JKU Corona Update Live am 7. April 2020

 

In the Corona Update on April 7, the dean of the law faculty, Prof. Michael Mayrhofer, explains how the current discussions can be reconciled with our law or how it can be changed.

 

In the past three weeks the federal government has put a tightly knit network of traffic restrictions into force. As a result, large parts of the economy are paralyzed and private social contacts are reduced to a minimum. All of these measures serve the goal of preventing or slowing down the spread of COVID-19 as much as possible.

These measures, most of which were enacted in the form of ordinances, have their legal basis in some very old legal regulations such as the Epidemic Act. A law from 1913 that is more than a hundred years old. The second legal basis is provided by regulations that were decided by the National Council in a fast-track procedure specifically for the purpose of combating COVID-19.

How is this compatible with central fundamental rights and freedoms? Rights that the new regulatory regime will curtail in a dimension that was only recently unimagined for peacetime. The most recent discussions about the so-called “Easter Decree” or the debate about a mandatory Corona app clearly show: Corona is a question of health, but also one that will remain with us for a long time to come when it comes to legal issues.

Wann:

07.04.2020, 14:00 - 14:30

Wo:

Live Videostream auf Youtube

Fragen aus dem Livechat

Warum wird bei dieser Verordnung nicht nachgebessert, wenn die Interpretation offensichtlich so schwierig ist?

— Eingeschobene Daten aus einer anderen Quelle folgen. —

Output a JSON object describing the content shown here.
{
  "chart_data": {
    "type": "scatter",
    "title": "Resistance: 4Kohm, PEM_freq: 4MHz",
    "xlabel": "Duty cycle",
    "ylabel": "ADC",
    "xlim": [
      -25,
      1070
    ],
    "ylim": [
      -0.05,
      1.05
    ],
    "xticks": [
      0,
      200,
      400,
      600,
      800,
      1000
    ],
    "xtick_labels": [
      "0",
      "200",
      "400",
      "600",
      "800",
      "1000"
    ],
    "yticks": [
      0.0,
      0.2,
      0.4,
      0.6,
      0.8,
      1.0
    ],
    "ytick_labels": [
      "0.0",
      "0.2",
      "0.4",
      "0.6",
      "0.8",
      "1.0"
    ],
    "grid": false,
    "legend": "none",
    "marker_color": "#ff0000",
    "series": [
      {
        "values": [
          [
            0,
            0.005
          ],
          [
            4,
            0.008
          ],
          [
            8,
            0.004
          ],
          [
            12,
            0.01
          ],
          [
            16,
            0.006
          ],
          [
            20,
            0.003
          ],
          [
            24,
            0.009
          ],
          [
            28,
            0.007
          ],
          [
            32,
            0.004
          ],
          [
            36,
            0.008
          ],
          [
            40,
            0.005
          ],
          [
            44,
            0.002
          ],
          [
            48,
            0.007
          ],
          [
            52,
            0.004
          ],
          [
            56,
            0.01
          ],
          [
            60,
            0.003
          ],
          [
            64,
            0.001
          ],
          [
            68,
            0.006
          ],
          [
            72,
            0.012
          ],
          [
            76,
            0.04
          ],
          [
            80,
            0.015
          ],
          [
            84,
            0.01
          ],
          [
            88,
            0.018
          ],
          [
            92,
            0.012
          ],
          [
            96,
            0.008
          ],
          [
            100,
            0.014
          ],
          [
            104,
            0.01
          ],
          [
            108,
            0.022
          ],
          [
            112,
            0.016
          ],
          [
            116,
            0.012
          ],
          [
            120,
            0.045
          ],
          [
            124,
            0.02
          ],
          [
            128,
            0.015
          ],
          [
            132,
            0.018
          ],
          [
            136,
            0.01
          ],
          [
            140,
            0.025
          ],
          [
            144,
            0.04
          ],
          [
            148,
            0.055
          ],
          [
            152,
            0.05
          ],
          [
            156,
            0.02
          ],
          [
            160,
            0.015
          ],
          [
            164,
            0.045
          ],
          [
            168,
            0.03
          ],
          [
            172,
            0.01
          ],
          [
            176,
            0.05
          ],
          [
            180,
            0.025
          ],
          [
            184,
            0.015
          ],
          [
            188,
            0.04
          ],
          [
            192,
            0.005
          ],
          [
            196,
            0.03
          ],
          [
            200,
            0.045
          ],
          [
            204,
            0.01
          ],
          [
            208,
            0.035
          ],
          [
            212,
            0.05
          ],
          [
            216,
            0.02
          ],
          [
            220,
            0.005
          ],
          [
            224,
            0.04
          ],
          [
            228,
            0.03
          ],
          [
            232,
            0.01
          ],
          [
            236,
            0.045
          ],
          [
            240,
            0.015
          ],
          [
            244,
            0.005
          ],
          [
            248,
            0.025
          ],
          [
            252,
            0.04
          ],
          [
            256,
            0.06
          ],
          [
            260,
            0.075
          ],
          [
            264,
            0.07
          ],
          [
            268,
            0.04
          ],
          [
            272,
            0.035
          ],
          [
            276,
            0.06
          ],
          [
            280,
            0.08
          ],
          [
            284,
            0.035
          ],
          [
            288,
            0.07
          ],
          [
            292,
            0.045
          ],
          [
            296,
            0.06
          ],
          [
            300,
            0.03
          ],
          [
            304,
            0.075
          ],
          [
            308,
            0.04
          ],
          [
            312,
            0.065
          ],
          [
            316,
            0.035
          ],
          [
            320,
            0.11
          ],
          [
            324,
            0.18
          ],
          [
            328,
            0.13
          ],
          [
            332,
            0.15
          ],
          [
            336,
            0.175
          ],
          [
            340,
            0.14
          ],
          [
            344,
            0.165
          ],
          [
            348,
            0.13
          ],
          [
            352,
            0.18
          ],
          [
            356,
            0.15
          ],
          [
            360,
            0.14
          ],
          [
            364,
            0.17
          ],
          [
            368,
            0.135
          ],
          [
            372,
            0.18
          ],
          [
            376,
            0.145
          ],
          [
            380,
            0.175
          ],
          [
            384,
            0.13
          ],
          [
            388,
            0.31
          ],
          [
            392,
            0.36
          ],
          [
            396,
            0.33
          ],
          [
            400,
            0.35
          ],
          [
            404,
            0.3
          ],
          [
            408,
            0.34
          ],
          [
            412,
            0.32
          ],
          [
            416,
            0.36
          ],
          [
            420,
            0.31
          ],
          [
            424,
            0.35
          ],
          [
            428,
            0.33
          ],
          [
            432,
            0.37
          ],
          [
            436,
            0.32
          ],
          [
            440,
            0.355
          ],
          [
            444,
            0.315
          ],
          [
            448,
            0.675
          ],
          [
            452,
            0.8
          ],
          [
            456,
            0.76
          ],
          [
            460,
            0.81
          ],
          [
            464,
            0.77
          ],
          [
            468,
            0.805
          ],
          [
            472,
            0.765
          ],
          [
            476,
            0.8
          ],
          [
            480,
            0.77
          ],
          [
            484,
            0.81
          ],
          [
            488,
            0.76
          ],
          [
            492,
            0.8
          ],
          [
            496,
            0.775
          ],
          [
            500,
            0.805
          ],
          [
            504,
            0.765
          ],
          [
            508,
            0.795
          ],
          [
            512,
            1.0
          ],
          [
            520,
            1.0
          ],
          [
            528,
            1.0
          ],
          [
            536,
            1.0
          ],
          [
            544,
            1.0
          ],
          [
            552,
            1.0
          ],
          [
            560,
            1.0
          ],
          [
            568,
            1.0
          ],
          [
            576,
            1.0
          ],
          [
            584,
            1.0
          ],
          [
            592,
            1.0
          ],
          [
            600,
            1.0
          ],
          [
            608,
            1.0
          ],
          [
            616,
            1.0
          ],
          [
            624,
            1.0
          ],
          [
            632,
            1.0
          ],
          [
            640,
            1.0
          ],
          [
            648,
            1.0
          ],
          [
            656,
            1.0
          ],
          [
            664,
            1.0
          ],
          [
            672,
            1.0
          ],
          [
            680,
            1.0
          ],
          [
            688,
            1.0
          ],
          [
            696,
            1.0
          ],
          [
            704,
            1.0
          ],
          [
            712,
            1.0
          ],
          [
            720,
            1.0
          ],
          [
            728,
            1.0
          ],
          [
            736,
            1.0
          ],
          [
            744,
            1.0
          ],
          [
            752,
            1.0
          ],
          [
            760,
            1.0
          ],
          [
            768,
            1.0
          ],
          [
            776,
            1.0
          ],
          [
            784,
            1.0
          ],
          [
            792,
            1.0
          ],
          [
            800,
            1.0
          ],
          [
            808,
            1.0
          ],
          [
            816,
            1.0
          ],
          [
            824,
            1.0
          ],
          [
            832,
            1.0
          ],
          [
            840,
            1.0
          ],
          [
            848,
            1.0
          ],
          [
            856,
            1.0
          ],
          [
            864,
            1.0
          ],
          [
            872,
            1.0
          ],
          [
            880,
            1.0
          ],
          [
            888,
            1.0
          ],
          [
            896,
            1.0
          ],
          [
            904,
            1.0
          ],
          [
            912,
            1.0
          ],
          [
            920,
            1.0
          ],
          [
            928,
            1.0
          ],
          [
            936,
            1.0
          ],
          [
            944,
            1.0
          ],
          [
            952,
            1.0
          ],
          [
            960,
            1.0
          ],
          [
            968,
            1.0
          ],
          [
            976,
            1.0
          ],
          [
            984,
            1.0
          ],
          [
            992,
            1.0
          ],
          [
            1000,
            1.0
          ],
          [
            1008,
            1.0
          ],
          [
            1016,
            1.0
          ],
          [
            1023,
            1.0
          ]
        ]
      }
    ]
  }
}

Mit der Nachbesserung würde der Minister zeigen, dass er selbst von der bisherigen Unanwendbarkeit der Verordnung auf private Sachverhalte ausgeht und damit - wie durch den sog "Ostererlass" - ein zusätzliches Argument für eine weite Auslegung des Ausnahmebestandes liefern. Insoweit könnte die Nachbesserung zum jetzigen Zeitpunkt Gefahr laufen, mehr zusätzliche Fragen aufzuwerfen als bestehende zu lösen. Die notwendige Änderung der Verordnung im Zuge des schrittweisen Wiederhochfahrens könnte allerdings tatsächlich einen guten Anlass für Klarstellungen liefern.

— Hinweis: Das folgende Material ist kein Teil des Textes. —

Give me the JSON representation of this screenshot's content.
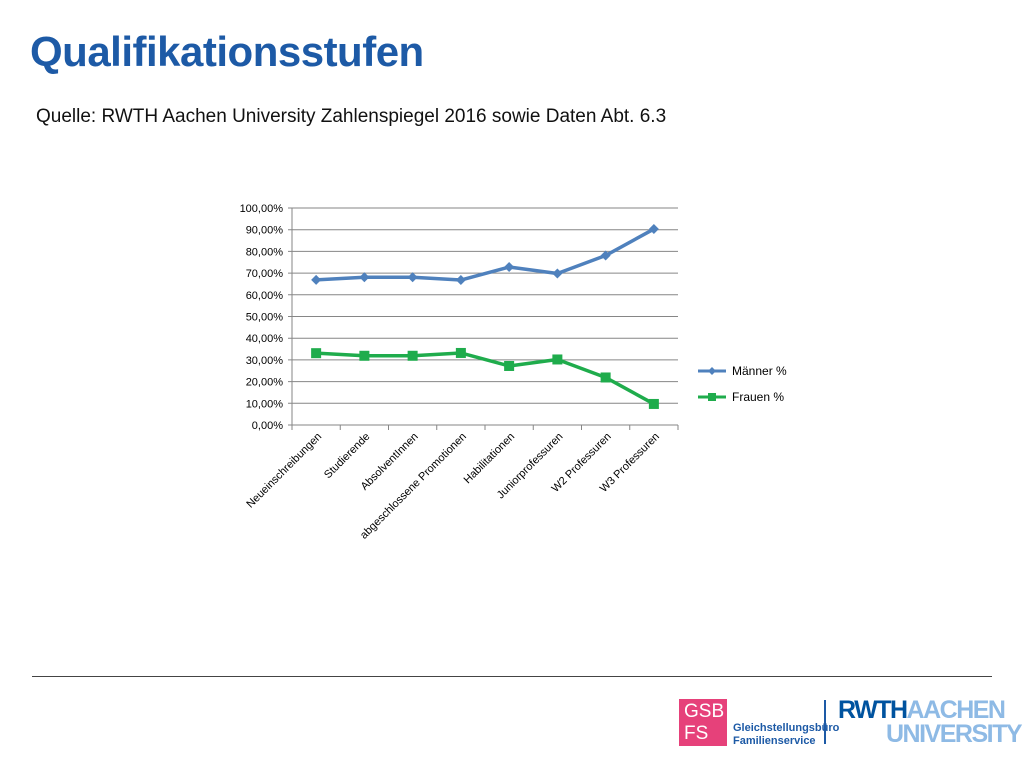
{
  "slide": {
    "title": "Qualifikationsstufen",
    "source": "Quelle: RWTH Aachen University Zahlenspiegel 2016 sowie Daten Abt. 6.3"
  },
  "chart_data": {
    "type": "line",
    "categories": [
      "Neueinschreibungen",
      "Studierende",
      "AbsolventInnen",
      "abgeschlossene Promotionen",
      "Habilitationen",
      "Juniorprofessuren",
      "W2 Professuren",
      "W3 Professuren"
    ],
    "series": [
      {
        "name": "Männer %",
        "color": "#4f81bd",
        "marker": "diamond",
        "values": [
          66.9,
          68.1,
          68.1,
          66.8,
          72.8,
          69.8,
          78.1,
          90.3
        ]
      },
      {
        "name": "Frauen %",
        "color": "#1fac4c",
        "marker": "square",
        "values": [
          33.1,
          31.9,
          31.9,
          33.2,
          27.2,
          30.2,
          21.9,
          9.7
        ]
      }
    ],
    "ylim": [
      0,
      100
    ],
    "yticks": [
      "0,00%",
      "10,00%",
      "20,00%",
      "30,00%",
      "40,00%",
      "50,00%",
      "60,00%",
      "70,00%",
      "80,00%",
      "90,00%",
      "100,00%"
    ],
    "grid": true,
    "legend": "right"
  },
  "footer": {
    "gsb_letters": [
      "GSB",
      "FS"
    ],
    "gsb_name": [
      "Gleichstellungsbüro",
      "Familienservice"
    ],
    "university_logo": {
      "rwth": "RWTH",
      "aachen": "AACHEN",
      "university": "UNIVERSITY"
    }
  }
}
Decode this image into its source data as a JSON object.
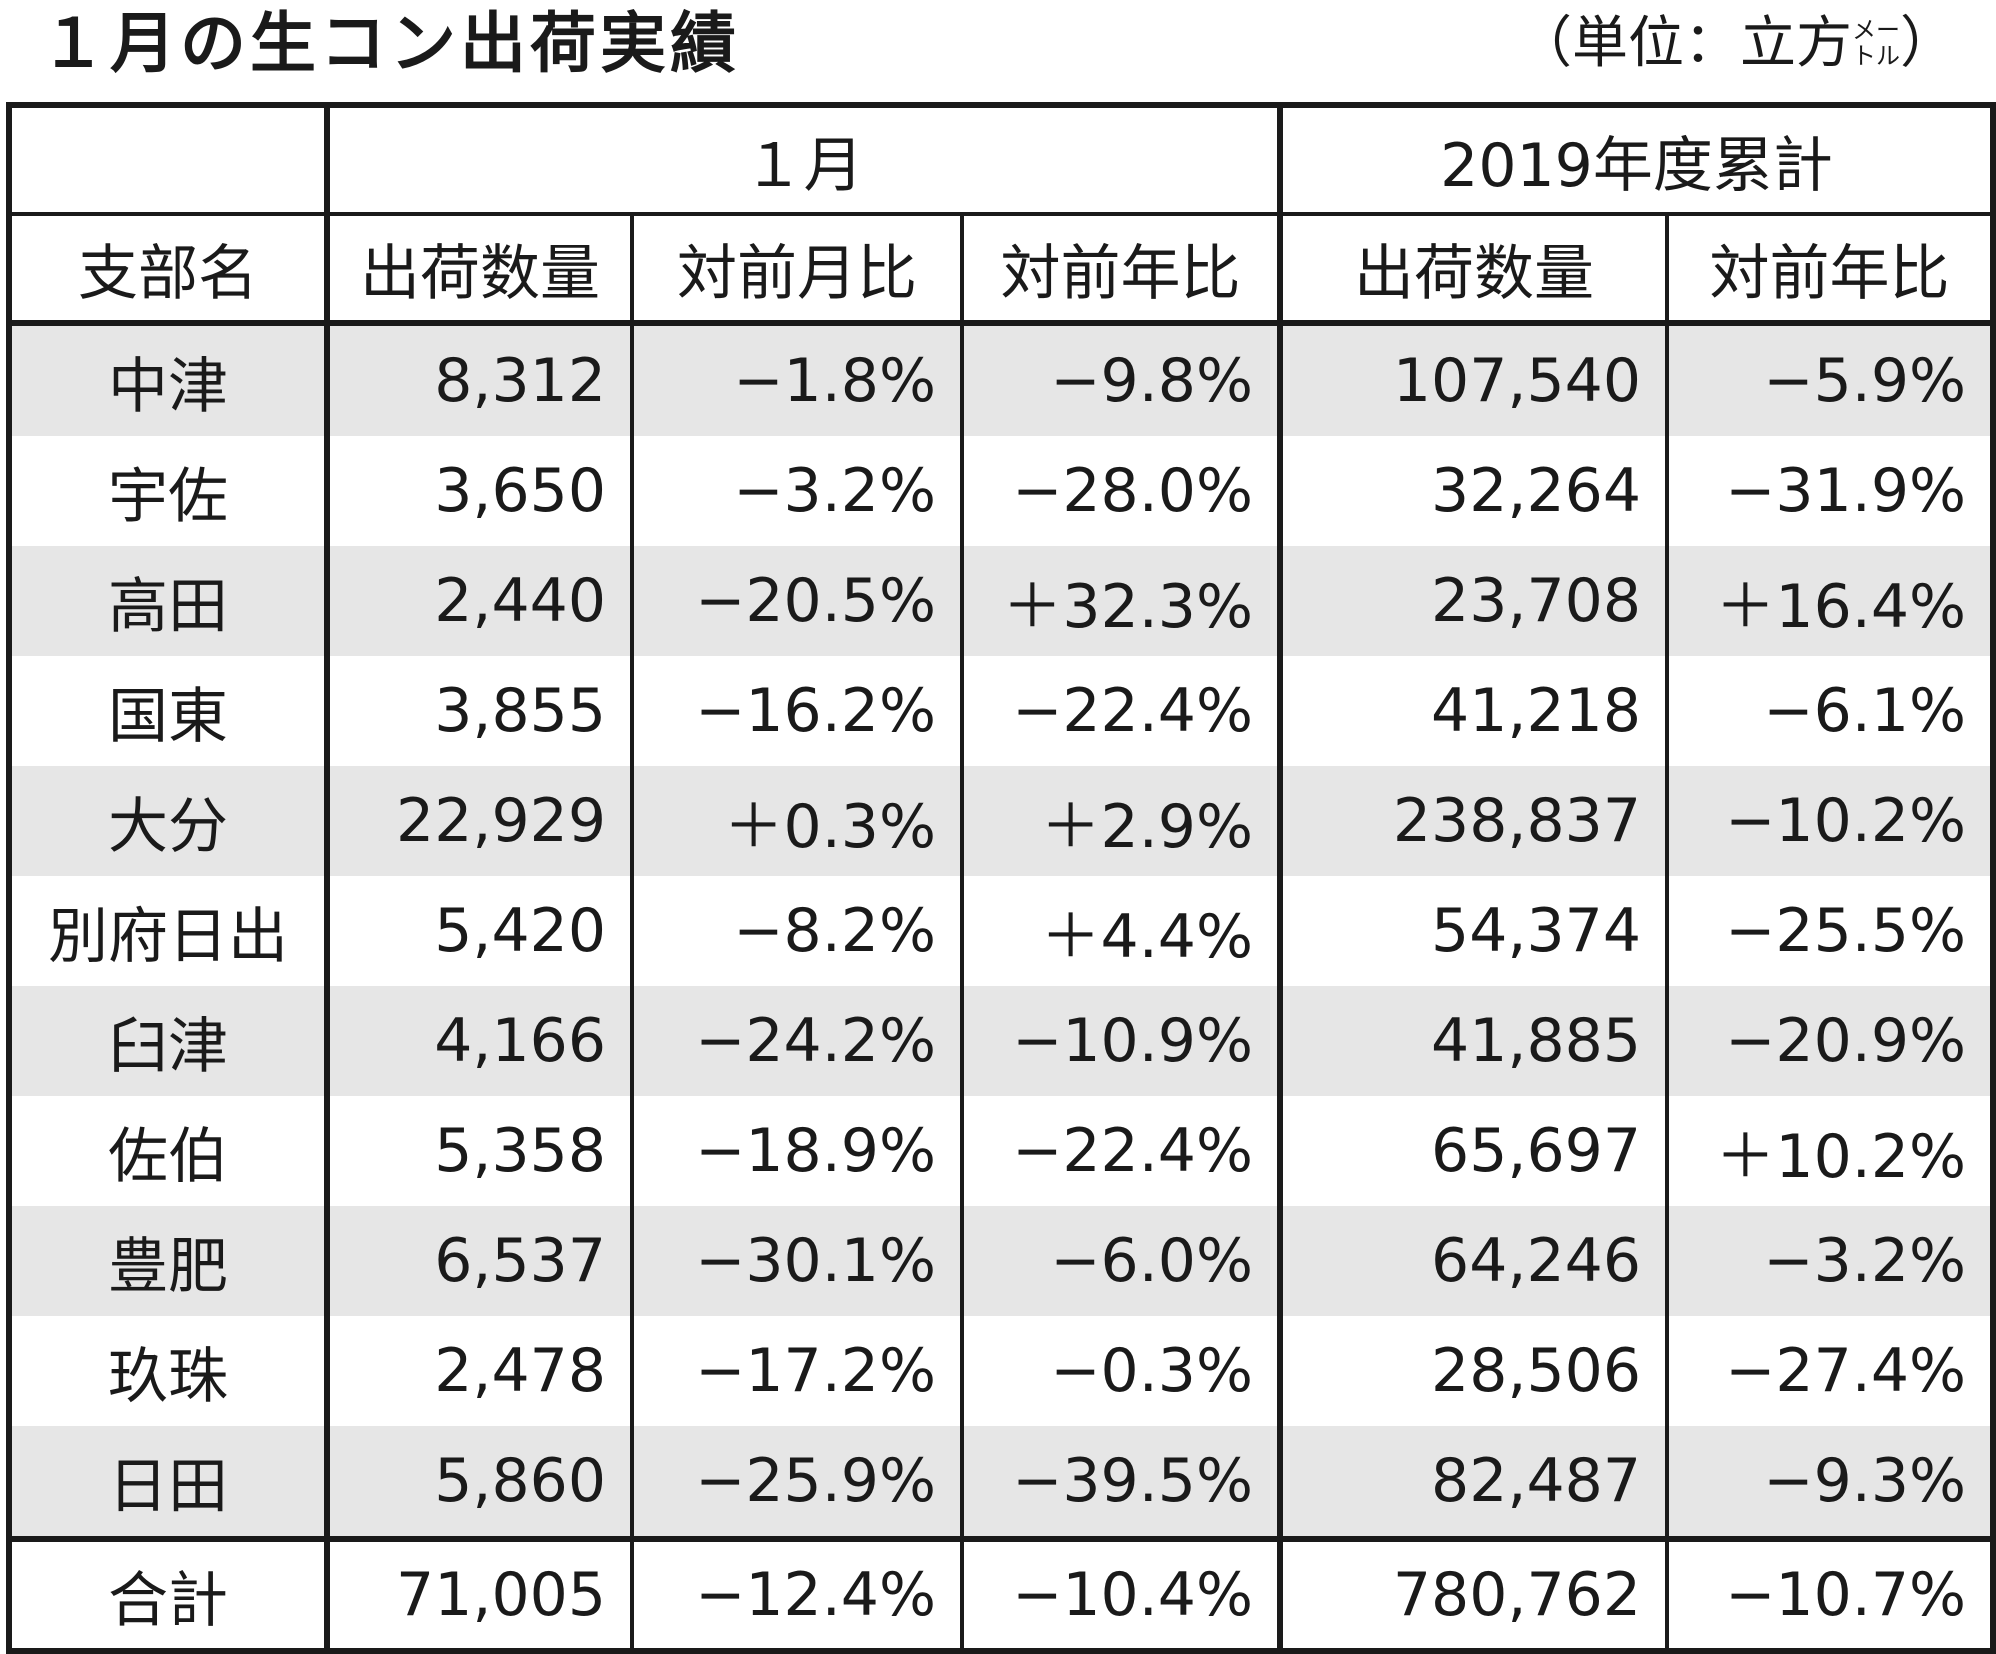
{
  "title": "１月の生コン出荷実績",
  "unit": {
    "open": "（",
    "label": "単位：立方",
    "stack_top": "メー",
    "stack_bottom": "トル",
    "close": "）"
  },
  "headers": {
    "group_month": "１月",
    "group_ytd": "2019年度累計",
    "branch": "支部名",
    "shipment": "出荷数量",
    "mom": "対前月比",
    "yoy": "対前年比",
    "ytd_shipment": "出荷数量",
    "ytd_yoy": "対前年比"
  },
  "rows": [
    {
      "name": "中津",
      "qty": "8,312",
      "mom": "−1.8%",
      "yoy": "−9.8%",
      "ytd_qty": "107,540",
      "ytd_yoy": "−5.9%"
    },
    {
      "name": "宇佐",
      "qty": "3,650",
      "mom": "−3.2%",
      "yoy": "−28.0%",
      "ytd_qty": "32,264",
      "ytd_yoy": "−31.9%"
    },
    {
      "name": "高田",
      "qty": "2,440",
      "mom": "−20.5%",
      "yoy": "＋32.3%",
      "ytd_qty": "23,708",
      "ytd_yoy": "＋16.4%"
    },
    {
      "name": "国東",
      "qty": "3,855",
      "mom": "−16.2%",
      "yoy": "−22.4%",
      "ytd_qty": "41,218",
      "ytd_yoy": "−6.1%"
    },
    {
      "name": "大分",
      "qty": "22,929",
      "mom": "＋0.3%",
      "yoy": "＋2.9%",
      "ytd_qty": "238,837",
      "ytd_yoy": "−10.2%"
    },
    {
      "name": "別府日出",
      "qty": "5,420",
      "mom": "−8.2%",
      "yoy": "＋4.4%",
      "ytd_qty": "54,374",
      "ytd_yoy": "−25.5%"
    },
    {
      "name": "臼津",
      "qty": "4,166",
      "mom": "−24.2%",
      "yoy": "−10.9%",
      "ytd_qty": "41,885",
      "ytd_yoy": "−20.9%"
    },
    {
      "name": "佐伯",
      "qty": "5,358",
      "mom": "−18.9%",
      "yoy": "−22.4%",
      "ytd_qty": "65,697",
      "ytd_yoy": "＋10.2%"
    },
    {
      "name": "豊肥",
      "qty": "6,537",
      "mom": "−30.1%",
      "yoy": "−6.0%",
      "ytd_qty": "64,246",
      "ytd_yoy": "−3.2%"
    },
    {
      "name": "玖珠",
      "qty": "2,478",
      "mom": "−17.2%",
      "yoy": "−0.3%",
      "ytd_qty": "28,506",
      "ytd_yoy": "−27.4%"
    },
    {
      "name": "日田",
      "qty": "5,860",
      "mom": "−25.9%",
      "yoy": "−39.5%",
      "ytd_qty": "82,487",
      "ytd_yoy": "−9.3%"
    }
  ],
  "total": {
    "name": "合計",
    "qty": "71,005",
    "mom": "−12.4%",
    "yoy": "−10.4%",
    "ytd_qty": "780,762",
    "ytd_yoy": "−10.7%"
  },
  "colors": {
    "border": "#1a1a1a",
    "row_shade": "#e6e6e6",
    "background": "#ffffff"
  }
}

Wie wahrscheinlich ist es, dass diese Maßnahmen vom VfGH wieder gekippt werden?

Der Ausgang eines verfassungsgerichtlichen Verfahrens ist - wie auch in anderen Fällen - schwer vorherzusagen. Abgesehen davon, dass es bei aller berechtigten Kritik an der teils mangelhaften legistischen Umsetzung des Regelungszieles gute Argumente für die Vereinbarkeit der gesetzten Maßnahmen mit den Grundrechten gibt und die geplanten Maßnahmen dem Nationalrat bei der (einstimmigen) Verabschiedung der Rechtsgrundlagen für die Ministerverordnung bekannt waren, ist auch nicht auszuschließen, dass der VfGH die Dimension der Krise und den Zeitdruck bei der Implementierung der Gegenmaßnahmen zumindest implizit bei seiner Entscheidung mit berücksichtigt und allfälligen Bedenken durch eine großzügige verfassungskonforme Interpretation begegnet, anstatt zum Mittel der Aufhebung zu greifen.